Chapter 1 – Jensen
4 ½ Years Ago
I’ve never hated anyone more in my life.
Rebecca Taylor is a menace.
It’s nearing the end of negotiations on script changes for Tyler’s Team with Rebecca and the movie’s producers, and Rebecca is refusing to budge.
We’ve been going through the script, page by page, and we’re still discussing changes to two key scenes that Rebecca is fighting wholeheartedly against. This is why we haven’t signed off on the final manuscript, which should have happened hours ago.
I’m pissed, tired, and ready to walk out the door like the three other directors before me. Whoever gave her final say on the screenplay was an idiot. She may have written the book, but she clearly has no idea what goes in to making a movie.
Every time Rebecca scoffs or whines about a change, I grit my teeth and ball my fists. The way she’s latching on to the control she has, waving it around in my face… it’s fucking infuriating.
I take it back. I don’t hate Rebecca; I hate how much control she has over this screenplay. I hate that she’s stolen that from me. Having control over the artistic vision of a project is what I love about directing. It’s how I cope with the fucked-up world. I lose myself in the jobs that I sign on to and it’s freeing.
“Miss Taylor,” the movie’s executive producer, Shyon Maronne, says with a sigh. “I understand this is your brother’s story—”
“Do you understand?” Rebecca bites out. She grinds her jaw, narrowing those vicious blue eyes at Shyon, who is sitting next to me.
I shift in my seat, ignoring the way my cock reacts to her authoritative tone. I may despise Rebecca Taylor right now, but that doesn’t mean I don’t want to fuck her.
I accepted this job knowing how difficult she’s been. I came into negotiations ready for battle. I was ready to fight for my revisions. What I wasn’t ready for? A beautiful woman who makes me squirm.
Rebecca is nine years older than me and a force to be reckoned with. The skin-tight dress she’s wearing magnifies all her curves. I’ve caught myself staring at her voluptuous breasts far too many times, wanting to hold them in my hands.
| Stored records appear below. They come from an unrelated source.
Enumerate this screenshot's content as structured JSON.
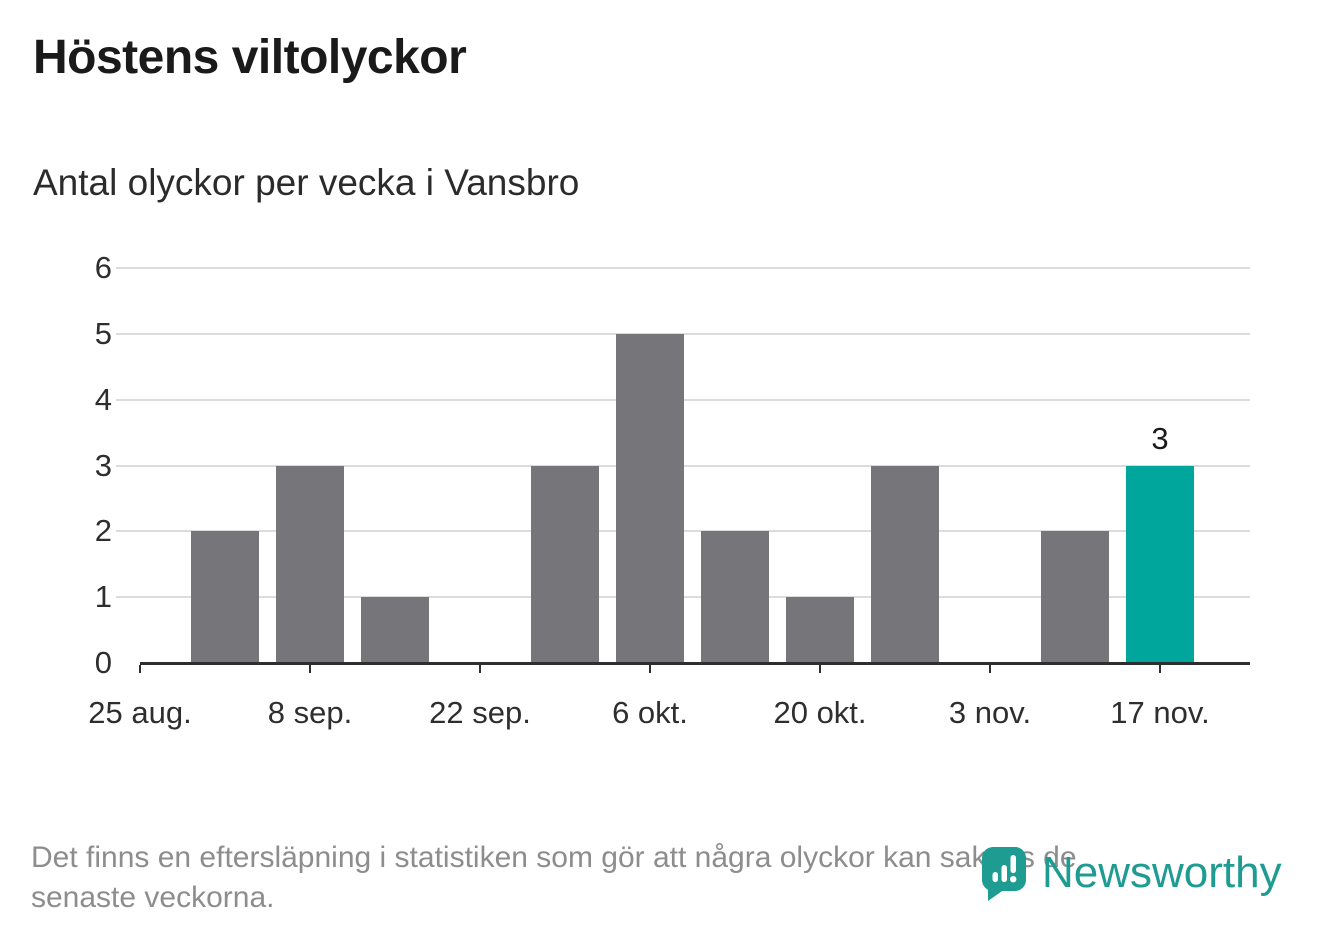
{
  "header": {
    "title": "Höstens viltolyckor",
    "subtitle": "Antal olyckor per vecka i Vansbro"
  },
  "chart_data": {
    "type": "bar",
    "title": "Höstens viltolyckor",
    "subtitle": "Antal olyckor per vecka i Vansbro",
    "categories": [
      "25 aug.",
      "1 sep.",
      "8 sep.",
      "15 sep.",
      "22 sep.",
      "29 sep.",
      "6 okt.",
      "13 okt.",
      "20 okt.",
      "27 okt.",
      "3 nov.",
      "10 nov.",
      "17 nov."
    ],
    "values": [
      0,
      2,
      3,
      1,
      0,
      3,
      5,
      2,
      1,
      3,
      0,
      2,
      3
    ],
    "x_tick_labels": [
      "25 aug.",
      "8 sep.",
      "22 sep.",
      "6 okt.",
      "20 okt.",
      "3 nov.",
      "17 nov."
    ],
    "y_ticks": [
      0,
      1,
      2,
      3,
      4,
      5,
      6
    ],
    "ylim": [
      0,
      6
    ],
    "xlabel": "",
    "ylabel": "",
    "grid": true,
    "legend": "none",
    "highlight_index": 12,
    "highlight_label": "3",
    "bar_color": "#76767A",
    "highlight_color": "#00A59B"
  },
  "footer": {
    "note_lines": [
      "Det finns en eftersläpning i statistiken som gör att några olyckor kan saknas de",
      "senaste veckorna."
    ],
    "logo_text": "Newsworthy",
    "logo_color": "#1E9C92"
  }
}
I’ve imagined wrapping her long light brown hair around my fist so I can tug her head back and stare into those vicious blue eyes.
She’s making my job harder; however, I’m weirdly turned on with how stubborn she’s being with her refusal to cave. I can’t help but admire her tenacity. She knows what she wants, and she has all the power. Except, power needs a source and if she doesn’t give in soon, the producers, and their money, will bail. I’m surprised it hasn’t happened yet. It’s clear the production company keeps pushing for this project to get made because the book was such a success. Fans will show up in droves to see this movie, and I know that’s the main reason this project is still alive. But if it doesn’t work out this time, the production company might have no choice but to table it.
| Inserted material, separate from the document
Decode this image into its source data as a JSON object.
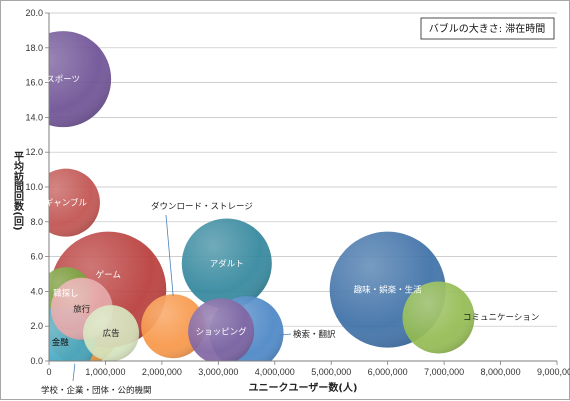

“My brother died, and this is all I have left of him,” Rebecca continues. “This is his legacy. You’re trying to change the good things that he did, and I—”
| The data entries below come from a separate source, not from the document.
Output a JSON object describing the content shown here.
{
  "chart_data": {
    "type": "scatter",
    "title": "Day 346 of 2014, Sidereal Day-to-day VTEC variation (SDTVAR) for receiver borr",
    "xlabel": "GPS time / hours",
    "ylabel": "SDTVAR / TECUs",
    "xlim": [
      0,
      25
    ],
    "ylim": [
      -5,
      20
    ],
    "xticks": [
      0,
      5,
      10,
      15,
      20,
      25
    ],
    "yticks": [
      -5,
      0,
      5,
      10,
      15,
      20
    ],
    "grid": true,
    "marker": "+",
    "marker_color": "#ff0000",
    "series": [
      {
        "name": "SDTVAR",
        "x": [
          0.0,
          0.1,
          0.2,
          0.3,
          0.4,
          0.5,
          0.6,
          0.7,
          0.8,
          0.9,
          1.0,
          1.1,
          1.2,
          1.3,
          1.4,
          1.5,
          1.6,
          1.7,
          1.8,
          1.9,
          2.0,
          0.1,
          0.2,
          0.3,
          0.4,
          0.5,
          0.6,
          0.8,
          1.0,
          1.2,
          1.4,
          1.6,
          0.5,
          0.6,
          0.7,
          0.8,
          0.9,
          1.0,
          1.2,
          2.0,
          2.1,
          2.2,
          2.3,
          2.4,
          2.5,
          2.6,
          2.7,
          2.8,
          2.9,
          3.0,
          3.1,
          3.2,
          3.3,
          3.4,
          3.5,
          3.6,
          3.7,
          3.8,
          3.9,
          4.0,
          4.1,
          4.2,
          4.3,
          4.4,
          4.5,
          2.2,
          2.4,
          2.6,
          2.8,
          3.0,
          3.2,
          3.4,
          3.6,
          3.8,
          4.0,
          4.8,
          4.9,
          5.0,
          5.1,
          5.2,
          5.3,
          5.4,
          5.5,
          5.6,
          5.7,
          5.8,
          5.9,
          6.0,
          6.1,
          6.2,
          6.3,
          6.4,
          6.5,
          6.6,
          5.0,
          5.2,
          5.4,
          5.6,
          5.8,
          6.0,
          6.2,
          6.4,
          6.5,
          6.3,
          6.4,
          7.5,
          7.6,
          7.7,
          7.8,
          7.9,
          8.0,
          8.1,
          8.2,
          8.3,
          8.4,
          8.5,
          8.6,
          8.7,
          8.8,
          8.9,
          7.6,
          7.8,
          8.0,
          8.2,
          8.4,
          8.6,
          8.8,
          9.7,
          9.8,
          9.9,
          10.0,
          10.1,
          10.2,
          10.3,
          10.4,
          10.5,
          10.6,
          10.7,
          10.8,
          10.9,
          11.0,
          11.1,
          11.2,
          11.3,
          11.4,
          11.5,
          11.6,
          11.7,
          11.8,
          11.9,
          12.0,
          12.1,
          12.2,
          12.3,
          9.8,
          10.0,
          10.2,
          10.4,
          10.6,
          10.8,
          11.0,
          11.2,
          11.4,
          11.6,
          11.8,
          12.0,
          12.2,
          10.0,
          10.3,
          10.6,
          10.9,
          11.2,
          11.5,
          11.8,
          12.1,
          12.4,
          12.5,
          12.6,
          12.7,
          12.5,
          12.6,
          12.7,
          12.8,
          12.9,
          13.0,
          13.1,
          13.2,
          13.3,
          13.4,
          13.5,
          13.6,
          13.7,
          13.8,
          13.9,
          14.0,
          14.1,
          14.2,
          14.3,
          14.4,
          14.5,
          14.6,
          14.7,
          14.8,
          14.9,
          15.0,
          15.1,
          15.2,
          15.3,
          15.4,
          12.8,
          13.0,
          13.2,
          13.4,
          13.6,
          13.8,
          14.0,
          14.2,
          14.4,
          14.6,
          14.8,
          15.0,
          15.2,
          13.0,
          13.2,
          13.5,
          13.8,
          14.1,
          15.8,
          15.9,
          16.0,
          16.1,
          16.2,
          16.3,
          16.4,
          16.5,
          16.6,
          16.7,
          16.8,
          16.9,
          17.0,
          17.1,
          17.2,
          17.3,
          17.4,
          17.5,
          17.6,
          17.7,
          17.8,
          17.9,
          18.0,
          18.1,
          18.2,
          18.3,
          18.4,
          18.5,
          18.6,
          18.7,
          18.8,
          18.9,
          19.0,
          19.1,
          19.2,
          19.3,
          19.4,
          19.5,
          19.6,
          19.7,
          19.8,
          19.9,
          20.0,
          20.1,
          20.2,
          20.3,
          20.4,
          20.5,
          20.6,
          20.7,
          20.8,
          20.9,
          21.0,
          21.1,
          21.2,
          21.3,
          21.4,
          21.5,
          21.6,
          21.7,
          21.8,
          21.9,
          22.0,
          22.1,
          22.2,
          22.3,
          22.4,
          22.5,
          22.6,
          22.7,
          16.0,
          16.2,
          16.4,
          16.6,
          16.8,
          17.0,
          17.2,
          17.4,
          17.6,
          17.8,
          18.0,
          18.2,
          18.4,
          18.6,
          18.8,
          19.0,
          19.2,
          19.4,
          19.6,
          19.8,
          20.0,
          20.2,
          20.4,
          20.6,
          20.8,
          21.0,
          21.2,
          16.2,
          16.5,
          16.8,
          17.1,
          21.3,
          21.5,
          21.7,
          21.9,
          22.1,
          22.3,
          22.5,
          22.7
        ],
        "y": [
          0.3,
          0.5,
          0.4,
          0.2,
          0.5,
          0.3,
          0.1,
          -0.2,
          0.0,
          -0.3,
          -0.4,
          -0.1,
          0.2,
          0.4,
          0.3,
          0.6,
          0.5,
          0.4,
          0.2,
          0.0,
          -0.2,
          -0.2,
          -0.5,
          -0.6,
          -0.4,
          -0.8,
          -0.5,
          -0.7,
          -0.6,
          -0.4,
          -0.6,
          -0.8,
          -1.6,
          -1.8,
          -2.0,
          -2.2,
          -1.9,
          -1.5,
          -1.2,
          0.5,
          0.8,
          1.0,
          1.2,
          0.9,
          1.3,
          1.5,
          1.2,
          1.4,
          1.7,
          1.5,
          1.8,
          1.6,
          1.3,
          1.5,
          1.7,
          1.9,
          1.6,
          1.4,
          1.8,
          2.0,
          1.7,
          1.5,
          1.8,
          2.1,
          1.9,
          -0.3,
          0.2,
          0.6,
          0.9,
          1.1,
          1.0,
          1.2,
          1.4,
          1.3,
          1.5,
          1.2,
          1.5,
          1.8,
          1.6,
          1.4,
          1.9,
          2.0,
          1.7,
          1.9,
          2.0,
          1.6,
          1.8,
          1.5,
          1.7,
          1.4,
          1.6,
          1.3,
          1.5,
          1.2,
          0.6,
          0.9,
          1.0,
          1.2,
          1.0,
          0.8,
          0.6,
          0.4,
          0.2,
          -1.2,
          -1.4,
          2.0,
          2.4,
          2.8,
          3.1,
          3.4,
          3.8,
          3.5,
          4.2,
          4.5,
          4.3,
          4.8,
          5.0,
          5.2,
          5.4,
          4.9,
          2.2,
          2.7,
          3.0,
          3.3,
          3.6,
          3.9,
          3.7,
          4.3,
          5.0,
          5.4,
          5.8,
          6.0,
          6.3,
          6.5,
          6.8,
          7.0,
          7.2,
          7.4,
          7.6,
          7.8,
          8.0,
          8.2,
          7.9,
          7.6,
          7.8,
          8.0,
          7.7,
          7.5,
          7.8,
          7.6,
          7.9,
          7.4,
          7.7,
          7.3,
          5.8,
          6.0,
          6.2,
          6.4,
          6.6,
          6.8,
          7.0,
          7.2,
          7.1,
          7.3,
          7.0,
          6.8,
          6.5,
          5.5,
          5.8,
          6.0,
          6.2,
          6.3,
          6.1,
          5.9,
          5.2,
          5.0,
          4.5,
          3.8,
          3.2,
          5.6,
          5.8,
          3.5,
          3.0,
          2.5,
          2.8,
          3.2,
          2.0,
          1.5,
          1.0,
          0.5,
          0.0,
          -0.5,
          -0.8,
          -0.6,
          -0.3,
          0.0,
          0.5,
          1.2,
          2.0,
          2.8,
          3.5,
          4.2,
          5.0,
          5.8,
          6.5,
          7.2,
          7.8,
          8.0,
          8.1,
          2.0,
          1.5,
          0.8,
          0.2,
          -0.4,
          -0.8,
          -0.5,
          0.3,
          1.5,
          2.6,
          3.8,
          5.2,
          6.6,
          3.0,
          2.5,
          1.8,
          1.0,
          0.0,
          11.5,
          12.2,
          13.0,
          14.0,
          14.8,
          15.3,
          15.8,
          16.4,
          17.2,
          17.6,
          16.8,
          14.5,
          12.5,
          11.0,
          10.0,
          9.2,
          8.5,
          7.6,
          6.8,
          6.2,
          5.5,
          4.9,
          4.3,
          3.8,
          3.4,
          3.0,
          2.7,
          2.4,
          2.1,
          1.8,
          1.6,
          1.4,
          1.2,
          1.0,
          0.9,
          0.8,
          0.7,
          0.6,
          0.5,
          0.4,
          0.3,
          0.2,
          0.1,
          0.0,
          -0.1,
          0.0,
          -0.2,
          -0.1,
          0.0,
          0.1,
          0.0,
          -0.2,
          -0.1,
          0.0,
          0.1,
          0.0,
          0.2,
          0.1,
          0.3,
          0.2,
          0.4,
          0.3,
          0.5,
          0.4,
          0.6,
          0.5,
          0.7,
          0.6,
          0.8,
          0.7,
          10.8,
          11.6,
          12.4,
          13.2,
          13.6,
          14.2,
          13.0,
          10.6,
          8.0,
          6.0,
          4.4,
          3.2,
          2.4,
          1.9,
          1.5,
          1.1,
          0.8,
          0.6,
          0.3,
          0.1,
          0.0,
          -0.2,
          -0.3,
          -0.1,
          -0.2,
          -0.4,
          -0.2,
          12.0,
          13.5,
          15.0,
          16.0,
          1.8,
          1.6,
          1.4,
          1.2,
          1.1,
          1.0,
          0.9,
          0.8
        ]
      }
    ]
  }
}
The threat of tears cuts off her words, and I avert my eyes. She’s nearly broken down three times now. The first time it happened, I had a knee-jerk reaction to reach for her—to hold her hand. The second time, my stomach flipped, and my hand twitched with that overwhelming need to console her again. This time... this time I force myself to look away because if I have to see her heartbreak one more time...
What the hell is wrong with me?
I don’t do emotions, especially the type that could crush my heart.
Emotions are messy. All of them.
I’ve only let myself truly care about one person and he’s currently destroying his life. My best friend’s addiction is killing him, and he won’t let me help. He won’t stop going out. He won’t stop drinking.
We hardly see each other anymore. We’re both busy with our careers. Mylan Andrews is the type of person who needs companionship. He needs someone by his side to help guide him. I haven’t been able to be that person for him lately.
When we are both free for a night, he drags me with him to a club. I shouldn’t go. It enables him, but I also want to protect him. When I’m there, I can make sure he doesn’t get out of control. His bodyguard and assistant also help keep him out of trouble, but we’re tired. We're running out of hope.
And this time, it’s all my fault.
Six months ago, I introduced him to Olivia Hadford, an up-and-coming plus-size model. I had no choice. She was determined to insert herself into our conversation at the premiere party for Mylan’s last movie. The same movie he kept showing up late to set to, kept flubbing his lines, and almost didn’t make it through filming before his manager sent him to rehab again.
It’s been over a year since his second stint. He was doing fine in his recovery until Olivia showed up.
She ruined him. She made him fall in love, then destroyed his heart. She knew he was an addict—an alcoholic—and used it to her advantage. She recorded videos of him in vulnerable states and sold them to the tabloids. When a reporter from Entertainment Now tipped Mylan off two weeks ago, he was devastated, and they broke up. He’s been coping with booze and pills.
A brutal cycle he can’t seem to escape.
I’m trying to be there for him. I'm trying. But I have a feeling I’m going to lose him, and he won’t let me fucking help.
I swallow the lump in my throat and sit up straight in my seat. Now isn’t the time to drown in my regrets.